Before founding his own firm in 2010, Sherlock was a managing partner at Buchanan Street Partners for 10 years. His long-term career in real estate and financing led Sherlock to join Southern California’s NAIOP, the Commercial Real Estate Development Association.

In 2005, he co-founded a Young Professionals Group within the organization, which was financially backed by real estate colleagues such as John Cushman at Cushman & Wakefield, Robert Brunswick from Buchanan Street Partners, Steve Layton and Phil Belling at LBA Realty and the Irvine Company.

That inaugural YPG class included Starpointe Ventures Chief Executive Patrick Strader. His father Tim Strader Sr., founder and chairman of the real estate consulting firm, decided to recreate the Young Professionals Group in a class format for the MBA program at the University of California, Irvine after his son graduated from the program.

Little did Sherlock know that he would end up teaching that very class based on the program he developed.

Sherlock first connected with UCI when he started a NAIOP-backed scholarship program for MBA students at the university in 2009. He eventually became involved with the university’s center for real estate and was invited to be a guest lecturer for several years.

In 2018, Sherlock was asked to take over a graduate-level course called Management of the Real Estate Enterprise during the 10-week spring quarter. It is a requirement for UCI’s real estate program.

He found out only recently that this class was a replication of the education and leadership development program he began over 20 years ago.

“If I have 40 students—I’ve had as few as 25, as many as 50—but no matter how many I have, there’s some segment of that classroom population that is enormously engaged,” Sherlock said. “They’re so engaged and they’re so enthusiastic that it’s motivating.”

He teaches cash flow analysis and the fundamentals of understanding real estate property; the class also covers how to apply those learnings and develop soft skills such as communication and networking.

He compared the last two decades of his career in the real estate market to Mr. Toad’s Wild Ride, an attraction at Disneyland.

“We went through the great financial crisis in 2008, we’ve gone through the booms of the early 2000s and 2010s and then the craziness with Covid,” Sherlock told the Business Journal. “But that’s what happens when you’ve been in it for a long time.”

An Argyros Invitation

It was George Argyros himself who convinced Hank Adler to start teaching at Chapman University two decades ago.

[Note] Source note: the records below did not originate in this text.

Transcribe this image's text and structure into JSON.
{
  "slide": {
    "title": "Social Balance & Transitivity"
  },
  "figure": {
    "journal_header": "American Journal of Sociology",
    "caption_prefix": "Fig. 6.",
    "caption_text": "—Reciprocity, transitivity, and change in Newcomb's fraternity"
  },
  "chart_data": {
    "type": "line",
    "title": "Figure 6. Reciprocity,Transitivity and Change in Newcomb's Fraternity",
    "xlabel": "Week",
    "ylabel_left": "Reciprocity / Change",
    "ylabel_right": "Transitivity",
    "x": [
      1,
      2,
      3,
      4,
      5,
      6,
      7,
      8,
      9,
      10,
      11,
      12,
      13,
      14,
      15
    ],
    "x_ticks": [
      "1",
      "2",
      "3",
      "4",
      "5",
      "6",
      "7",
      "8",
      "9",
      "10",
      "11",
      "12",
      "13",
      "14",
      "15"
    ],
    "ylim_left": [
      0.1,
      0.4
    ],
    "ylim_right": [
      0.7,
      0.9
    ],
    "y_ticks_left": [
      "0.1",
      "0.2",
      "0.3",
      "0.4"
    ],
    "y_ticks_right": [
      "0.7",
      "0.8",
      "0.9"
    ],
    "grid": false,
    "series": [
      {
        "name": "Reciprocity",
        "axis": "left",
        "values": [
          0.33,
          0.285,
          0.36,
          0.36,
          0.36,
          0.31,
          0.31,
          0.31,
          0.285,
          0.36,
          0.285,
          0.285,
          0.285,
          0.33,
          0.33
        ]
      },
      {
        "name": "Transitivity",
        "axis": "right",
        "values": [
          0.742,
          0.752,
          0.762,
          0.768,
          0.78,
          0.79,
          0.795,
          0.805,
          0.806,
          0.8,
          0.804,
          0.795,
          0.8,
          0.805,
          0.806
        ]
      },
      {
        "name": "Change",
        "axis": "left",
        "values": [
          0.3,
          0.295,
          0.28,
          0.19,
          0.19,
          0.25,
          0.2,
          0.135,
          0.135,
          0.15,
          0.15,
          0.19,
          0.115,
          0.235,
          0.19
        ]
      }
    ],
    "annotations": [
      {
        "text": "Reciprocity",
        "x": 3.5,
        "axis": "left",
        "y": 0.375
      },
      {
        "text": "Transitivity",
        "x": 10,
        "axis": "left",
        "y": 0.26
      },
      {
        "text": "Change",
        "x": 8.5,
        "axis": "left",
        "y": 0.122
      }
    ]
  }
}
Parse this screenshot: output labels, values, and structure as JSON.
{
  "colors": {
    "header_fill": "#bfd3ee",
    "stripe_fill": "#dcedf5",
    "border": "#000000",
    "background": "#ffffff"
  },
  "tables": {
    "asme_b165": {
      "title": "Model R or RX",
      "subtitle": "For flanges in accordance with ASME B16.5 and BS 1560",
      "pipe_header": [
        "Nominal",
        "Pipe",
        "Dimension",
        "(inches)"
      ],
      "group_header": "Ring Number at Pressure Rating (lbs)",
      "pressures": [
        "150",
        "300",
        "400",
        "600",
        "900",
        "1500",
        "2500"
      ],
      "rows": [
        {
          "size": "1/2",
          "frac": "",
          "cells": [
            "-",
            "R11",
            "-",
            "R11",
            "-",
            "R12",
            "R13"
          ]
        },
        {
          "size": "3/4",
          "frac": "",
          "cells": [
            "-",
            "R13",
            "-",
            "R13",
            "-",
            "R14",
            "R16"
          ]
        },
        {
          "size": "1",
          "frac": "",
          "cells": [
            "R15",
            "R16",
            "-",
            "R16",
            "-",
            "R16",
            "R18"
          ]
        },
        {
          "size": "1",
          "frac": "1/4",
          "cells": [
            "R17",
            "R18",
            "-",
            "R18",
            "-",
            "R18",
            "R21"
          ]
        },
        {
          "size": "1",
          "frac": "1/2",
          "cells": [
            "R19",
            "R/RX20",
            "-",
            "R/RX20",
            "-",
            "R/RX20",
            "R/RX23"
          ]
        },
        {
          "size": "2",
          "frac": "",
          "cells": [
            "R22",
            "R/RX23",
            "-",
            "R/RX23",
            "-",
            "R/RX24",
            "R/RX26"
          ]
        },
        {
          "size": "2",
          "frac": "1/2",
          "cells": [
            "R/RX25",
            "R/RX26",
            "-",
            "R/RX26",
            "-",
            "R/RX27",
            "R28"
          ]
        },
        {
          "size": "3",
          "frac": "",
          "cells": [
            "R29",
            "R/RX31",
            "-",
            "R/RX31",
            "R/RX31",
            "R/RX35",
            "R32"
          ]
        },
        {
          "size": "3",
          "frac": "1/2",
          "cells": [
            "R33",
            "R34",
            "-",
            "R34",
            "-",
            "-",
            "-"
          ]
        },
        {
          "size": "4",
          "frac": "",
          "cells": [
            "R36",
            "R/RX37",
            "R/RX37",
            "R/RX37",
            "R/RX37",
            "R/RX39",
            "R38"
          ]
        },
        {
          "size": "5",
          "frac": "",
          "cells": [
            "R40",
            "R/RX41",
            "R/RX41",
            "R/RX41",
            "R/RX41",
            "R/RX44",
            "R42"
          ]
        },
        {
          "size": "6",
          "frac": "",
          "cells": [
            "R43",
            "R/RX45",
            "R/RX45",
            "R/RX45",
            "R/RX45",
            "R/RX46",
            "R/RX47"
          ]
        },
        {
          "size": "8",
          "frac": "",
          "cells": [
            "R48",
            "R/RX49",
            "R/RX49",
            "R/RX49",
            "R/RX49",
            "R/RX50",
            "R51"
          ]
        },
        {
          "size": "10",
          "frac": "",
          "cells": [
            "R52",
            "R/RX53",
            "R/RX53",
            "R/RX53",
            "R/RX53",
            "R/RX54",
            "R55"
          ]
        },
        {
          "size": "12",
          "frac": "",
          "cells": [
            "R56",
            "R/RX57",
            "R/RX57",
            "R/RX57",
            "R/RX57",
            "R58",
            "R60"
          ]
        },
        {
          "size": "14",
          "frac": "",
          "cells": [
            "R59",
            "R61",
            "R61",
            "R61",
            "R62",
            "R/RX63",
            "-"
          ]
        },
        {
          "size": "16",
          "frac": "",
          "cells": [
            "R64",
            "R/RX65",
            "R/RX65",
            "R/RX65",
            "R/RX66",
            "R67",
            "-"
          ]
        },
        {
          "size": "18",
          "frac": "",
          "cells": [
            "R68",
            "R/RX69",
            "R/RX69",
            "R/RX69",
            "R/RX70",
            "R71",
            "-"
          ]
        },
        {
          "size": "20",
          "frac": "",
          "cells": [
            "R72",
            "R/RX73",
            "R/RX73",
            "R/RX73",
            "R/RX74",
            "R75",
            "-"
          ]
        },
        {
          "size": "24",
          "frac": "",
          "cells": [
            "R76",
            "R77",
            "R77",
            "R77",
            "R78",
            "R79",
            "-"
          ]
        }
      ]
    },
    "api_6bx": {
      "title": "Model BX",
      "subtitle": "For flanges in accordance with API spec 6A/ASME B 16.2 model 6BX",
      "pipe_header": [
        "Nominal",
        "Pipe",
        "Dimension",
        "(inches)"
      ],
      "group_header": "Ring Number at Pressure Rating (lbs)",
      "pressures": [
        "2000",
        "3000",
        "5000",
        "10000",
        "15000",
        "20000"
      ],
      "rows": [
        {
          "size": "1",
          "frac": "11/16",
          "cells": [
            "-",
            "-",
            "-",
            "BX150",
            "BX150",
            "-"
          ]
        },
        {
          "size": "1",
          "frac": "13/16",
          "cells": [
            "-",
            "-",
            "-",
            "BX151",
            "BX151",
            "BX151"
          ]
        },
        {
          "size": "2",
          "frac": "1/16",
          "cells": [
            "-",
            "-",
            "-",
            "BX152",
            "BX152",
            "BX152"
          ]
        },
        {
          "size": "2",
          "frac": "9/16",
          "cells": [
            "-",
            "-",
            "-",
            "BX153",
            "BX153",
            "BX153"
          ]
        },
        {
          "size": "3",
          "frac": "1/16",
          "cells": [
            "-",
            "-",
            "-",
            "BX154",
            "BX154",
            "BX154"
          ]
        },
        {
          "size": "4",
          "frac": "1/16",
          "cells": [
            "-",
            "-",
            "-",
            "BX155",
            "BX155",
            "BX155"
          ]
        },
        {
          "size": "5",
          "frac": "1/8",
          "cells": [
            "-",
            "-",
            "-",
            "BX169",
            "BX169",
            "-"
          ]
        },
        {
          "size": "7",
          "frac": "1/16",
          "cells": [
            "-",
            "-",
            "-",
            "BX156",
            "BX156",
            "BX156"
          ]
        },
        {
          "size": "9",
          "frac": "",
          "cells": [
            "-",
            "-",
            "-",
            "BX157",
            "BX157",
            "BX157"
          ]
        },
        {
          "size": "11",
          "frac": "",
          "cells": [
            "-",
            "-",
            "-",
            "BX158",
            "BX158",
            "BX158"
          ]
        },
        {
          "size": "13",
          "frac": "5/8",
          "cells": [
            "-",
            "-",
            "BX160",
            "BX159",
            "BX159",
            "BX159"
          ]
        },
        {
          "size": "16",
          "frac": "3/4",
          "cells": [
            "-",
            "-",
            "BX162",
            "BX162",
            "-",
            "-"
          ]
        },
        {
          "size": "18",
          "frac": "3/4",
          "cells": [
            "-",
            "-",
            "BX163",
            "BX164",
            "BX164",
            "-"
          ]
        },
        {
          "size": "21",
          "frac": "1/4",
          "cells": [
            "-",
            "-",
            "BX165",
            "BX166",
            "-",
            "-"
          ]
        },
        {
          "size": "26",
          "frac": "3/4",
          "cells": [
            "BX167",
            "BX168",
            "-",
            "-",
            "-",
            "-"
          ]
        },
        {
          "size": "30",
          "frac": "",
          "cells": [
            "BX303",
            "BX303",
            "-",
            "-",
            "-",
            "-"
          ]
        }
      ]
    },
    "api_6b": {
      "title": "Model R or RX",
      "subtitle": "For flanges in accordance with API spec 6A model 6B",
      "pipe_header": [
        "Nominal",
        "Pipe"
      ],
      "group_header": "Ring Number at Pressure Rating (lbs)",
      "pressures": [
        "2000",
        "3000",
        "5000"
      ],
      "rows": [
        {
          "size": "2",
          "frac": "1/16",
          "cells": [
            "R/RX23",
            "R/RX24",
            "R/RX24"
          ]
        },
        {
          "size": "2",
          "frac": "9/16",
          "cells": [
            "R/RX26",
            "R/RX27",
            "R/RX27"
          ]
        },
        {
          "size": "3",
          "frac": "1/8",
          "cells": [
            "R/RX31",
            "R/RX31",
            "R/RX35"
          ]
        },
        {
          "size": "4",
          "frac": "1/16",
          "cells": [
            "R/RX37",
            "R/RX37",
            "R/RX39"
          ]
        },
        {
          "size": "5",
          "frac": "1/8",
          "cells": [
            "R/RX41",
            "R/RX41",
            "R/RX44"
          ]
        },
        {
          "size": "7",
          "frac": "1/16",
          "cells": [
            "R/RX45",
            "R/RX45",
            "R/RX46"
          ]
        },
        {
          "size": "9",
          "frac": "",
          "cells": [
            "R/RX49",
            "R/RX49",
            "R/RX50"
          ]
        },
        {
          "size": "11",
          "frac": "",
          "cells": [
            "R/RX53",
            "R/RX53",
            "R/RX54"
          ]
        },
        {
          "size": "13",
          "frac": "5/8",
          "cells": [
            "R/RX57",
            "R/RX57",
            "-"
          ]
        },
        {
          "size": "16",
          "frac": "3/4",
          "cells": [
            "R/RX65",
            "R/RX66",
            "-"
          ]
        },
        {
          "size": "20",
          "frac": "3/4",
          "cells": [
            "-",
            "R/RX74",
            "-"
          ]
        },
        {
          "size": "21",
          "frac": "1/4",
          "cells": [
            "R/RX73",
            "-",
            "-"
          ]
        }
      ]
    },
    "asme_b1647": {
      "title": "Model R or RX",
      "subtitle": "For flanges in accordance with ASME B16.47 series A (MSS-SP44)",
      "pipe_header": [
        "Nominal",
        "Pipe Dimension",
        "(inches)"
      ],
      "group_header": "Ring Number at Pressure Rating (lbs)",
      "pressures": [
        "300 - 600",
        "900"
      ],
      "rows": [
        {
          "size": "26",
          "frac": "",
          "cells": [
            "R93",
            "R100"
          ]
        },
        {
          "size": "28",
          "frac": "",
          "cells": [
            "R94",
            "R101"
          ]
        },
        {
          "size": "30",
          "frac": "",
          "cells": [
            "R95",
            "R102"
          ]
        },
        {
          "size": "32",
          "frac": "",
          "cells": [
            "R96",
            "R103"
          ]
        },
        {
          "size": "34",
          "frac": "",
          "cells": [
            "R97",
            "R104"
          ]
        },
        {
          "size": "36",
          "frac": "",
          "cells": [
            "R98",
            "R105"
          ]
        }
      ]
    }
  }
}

They met over golf, back when it was much easier to run into people in Orange County, Adler told the Business Journal.

Adler spent 34 years in public accounting, and the last 20 as a partner at Deloitte, overseeing the tax practice. A significant part of his practice was real estate.

“You have to picture Orange County in the 70s, 80s and 90s. It was just a growing phenomenon. There was lots of real estate companies, lots of builders, lots of syndicators, and Deloitte represented a nice percentage of those folks,” Adler said.

He joined Chapman as a full-time faculty member in 2003, the same year he retired from Deloitte.

“There’s obviously a little less pressure to being a college professor than there is to being a partner at Deloitte,” he said.

The first class he taught was the Foundations of Accounting, which he still returns to teaching occasionally. Adler has taught five to six different accounting classes in the last 20 years.

As students reach the upper division classes, the courses are meant to prepare them for taking the CPA exam.

Since Adler joined the Argyros College of Business and Economics, student count and courses have grown. He said the first year he taught, 10 accounting majors graduated.
Nowadays, the program sees between 50 to 70 graduates.

“We just put together what we think is a good program, and the marketplace seems to agree,” Adler said.

“We teach them a lot of technical stuff, but hopefully, we ground them in a fruitful way to understand the ethics of the profession.”